Airline	City	delayed	on time	Total
ALASKA	San Diego	20	212	232
ALASKA	Phoenix	12	221	233
AM WEST	Seatle	61	201	262
AM WEST	San Diego	65	383	448
AM WEST	San Francisco	129	320	449
ALASKA	Los Angeles	62	497	559
ALASKA	San Francisco	102	503	605
AM WEST	Los Angeles	117	694	811
ALASKA	Seatle	305	1841	2146
AM WEST	Phoenix	415	4840	5255

a) Horizontal probabilities for “delayed” and “on time” flights by Airline and City.

Airline	City	delayed	on time	Total	P(delayed)	P(on time)
ALASKA	San Diego	20	212	232	0.0862069	0.9137931
ALASKA	Phoenix	12	221	233	0.0515021	0.9484979
AM WEST	Seatle	61	201	262	0.2328244	0.7671756
AM WEST	San Diego	65	383	448	0.1450893	0.8549107
AM WEST	San Francisco	129	320	449	0.2873051	0.7126949
ALASKA	Los Angeles	62	497	559	0.1109123	0.8890877
ALASKA	San Francisco	102	503	605	0.1685950	0.8314050
AM WEST	Los Angeles	117	694	811	0.1442663	0.8557337
ALASKA	Seatle	305	1841	2146	0.1421249	0.8578751
AM WEST	Phoenix	415	4840	5255	0.0789724	0.9210276

b) Horizontal probabilities for “delayed” and “on time” flights by Airline only.

Airline	delayed	on time	Total
ALASKA	501	3274	3775
AM WEST	787	6438	7225

Airline	delayed	on time	Total	P(A delayed)	P(A on time)
ALASKA	501	3274	3775	0.1327152	0.8672848
AM WEST	787	6438	7225	0.1089273	0.8910727

c) Horizontal probability for “delayed” and “on time” flights by City only.

City	delayed	on time	Total
San Diego	85	595	680
San Francisco	231	823	1054
Los Angeles	179	1191	1370
Seatle	366	2042	2408
Phoenix	427	5061	5488

City	delayed	on time	Total	P(C delayed)	P(C on time)
San Diego	85	595	680	0.1250000	0.8750000
San Francisco	231	823	1054	0.2191651	0.7808349
Los Angeles	179	1191	1370	0.1306569	0.8693431
Seatle	366	2042	2408	0.1519934	0.8480066
Phoenix	427	5061	5488	0.0778061	0.9221939

Joining tables with horizontal probabilities

For this, I will join the Final Tidy Table with the respective probabilities tables in order to create a Final Horizontal Probability Table by employing inner_join() from the dplyr library.

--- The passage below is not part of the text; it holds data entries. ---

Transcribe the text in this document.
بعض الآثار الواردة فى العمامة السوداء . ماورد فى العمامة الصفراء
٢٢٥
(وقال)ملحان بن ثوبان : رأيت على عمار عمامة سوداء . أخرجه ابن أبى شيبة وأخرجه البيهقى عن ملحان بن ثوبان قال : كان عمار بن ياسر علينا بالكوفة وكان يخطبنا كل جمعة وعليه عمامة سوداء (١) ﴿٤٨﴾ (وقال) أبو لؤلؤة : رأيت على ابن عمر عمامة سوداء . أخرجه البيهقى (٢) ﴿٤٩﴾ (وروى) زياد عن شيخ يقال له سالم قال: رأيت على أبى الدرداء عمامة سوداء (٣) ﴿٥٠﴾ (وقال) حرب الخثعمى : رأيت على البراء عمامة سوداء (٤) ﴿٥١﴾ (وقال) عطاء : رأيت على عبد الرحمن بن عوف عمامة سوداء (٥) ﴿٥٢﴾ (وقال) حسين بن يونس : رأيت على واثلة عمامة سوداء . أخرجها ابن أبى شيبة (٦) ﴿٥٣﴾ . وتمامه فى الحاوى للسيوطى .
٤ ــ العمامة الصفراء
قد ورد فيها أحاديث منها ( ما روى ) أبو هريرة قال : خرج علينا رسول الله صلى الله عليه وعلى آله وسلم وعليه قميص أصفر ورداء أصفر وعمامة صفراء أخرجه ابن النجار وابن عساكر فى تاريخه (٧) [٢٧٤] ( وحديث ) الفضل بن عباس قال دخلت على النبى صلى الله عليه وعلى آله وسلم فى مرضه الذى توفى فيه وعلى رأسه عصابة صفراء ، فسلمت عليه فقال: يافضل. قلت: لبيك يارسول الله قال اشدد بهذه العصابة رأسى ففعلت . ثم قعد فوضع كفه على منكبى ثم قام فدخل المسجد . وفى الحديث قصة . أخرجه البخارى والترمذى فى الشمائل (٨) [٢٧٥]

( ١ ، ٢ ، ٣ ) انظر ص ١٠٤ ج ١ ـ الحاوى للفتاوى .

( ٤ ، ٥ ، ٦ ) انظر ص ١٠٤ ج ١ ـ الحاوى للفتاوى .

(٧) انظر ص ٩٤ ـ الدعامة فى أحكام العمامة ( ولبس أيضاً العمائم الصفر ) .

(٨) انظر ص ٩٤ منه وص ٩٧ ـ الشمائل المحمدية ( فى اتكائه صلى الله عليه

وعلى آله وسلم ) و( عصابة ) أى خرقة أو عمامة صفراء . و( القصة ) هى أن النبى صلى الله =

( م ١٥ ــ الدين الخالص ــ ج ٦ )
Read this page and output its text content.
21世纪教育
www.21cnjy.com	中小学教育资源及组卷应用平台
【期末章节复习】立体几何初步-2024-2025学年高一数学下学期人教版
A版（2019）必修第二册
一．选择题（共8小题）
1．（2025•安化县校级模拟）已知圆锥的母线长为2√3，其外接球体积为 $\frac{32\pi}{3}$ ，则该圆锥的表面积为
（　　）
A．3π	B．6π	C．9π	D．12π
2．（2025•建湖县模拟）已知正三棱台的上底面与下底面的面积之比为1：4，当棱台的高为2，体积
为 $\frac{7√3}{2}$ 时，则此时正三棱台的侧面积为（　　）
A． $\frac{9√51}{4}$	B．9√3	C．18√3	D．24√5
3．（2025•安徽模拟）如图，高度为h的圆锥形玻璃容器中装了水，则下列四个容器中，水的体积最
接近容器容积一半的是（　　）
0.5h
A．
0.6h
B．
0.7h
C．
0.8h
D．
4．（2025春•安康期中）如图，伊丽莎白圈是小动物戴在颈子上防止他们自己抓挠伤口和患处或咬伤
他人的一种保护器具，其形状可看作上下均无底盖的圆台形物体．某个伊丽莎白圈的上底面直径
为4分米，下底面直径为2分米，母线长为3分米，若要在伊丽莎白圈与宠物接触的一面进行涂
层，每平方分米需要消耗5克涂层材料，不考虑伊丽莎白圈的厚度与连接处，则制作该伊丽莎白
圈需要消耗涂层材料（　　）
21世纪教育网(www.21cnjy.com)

Resulting Horizontal Probability table:

Airline	City	P(A delayed)	P(A on time)	P(C delayed)	P(C on time)
ALASKA	Los Angeles	0.1327152	0.8672848	0.1306569	0.8693431
ALASKA	Phoenix	0.1327152	0.8672848	0.0778061	0.9221939
ALASKA	San Diego	0.1327152	0.8672848	0.1250000	0.8750000
ALASKA	San Francisco	0.1327152	0.8672848	0.2191651	0.7808349
ALASKA	Seatle	0.1327152	0.8672848	0.1519934	0.8480066
AM WEST	Los Angeles	0.1089273	0.8910727	0.1306569	0.8693431
AM WEST	Phoenix	0.1089273	0.8910727	0.0778061	0.9221939
AM WEST	San Diego	0.1089273	0.8910727	0.1250000	0.8750000
AM WEST	San Francisco	0.1089273	0.8910727	0.2191651	0.7808349
AM WEST	Seatle	0.1089273	0.8910727	0.1519934	0.8480066

By comparing with the below table, we noticed that the values are different. That is that so far I have calculated only horizontal probabilities and further analysis can be performed.

Airline	City	delayed	on time	Total	P(delayed)	P(on time)
ALASKA	San Diego	20	212	232	0.0862069	0.9137931
ALASKA	Phoenix	12	221	233	0.0515021	0.9484979
AM WEST	Seatle	61	201	262	0.2328244	0.7671756
AM WEST	San Diego	65	383	448	0.1450893	0.8549107
AM WEST	San Francisco	129	320	449	0.2873051	0.7126949
ALASKA	Los Angeles	62	497	559	0.1109123	0.8890877
ALASKA	San Francisco	102	503	605	0.1685950	0.8314050
AM WEST	Los Angeles	117	694	811	0.1442663	0.8557337
ALASKA	Seatle	305	1841	2146	0.1421249	0.8578751
AM WEST	Phoenix	415	4840	5255	0.0789724	0.9210276

Other probabilities

Other probabilities that can be found will be Vertical Probabilities or/and Total Probabilities by taking into consideration the total flights (“delayed” + “on time”).

Once those probabilities are found we can then start answering questions like:

What’s the probability that a randonmly selected flight will be delayed?
What’s the probability that a randonly selected flight will be from Alaska Airlines and it’s destination will be Seatle?
What’s the probability that out of 5 randonmly selected flights will be 2 delayed and 3 on time?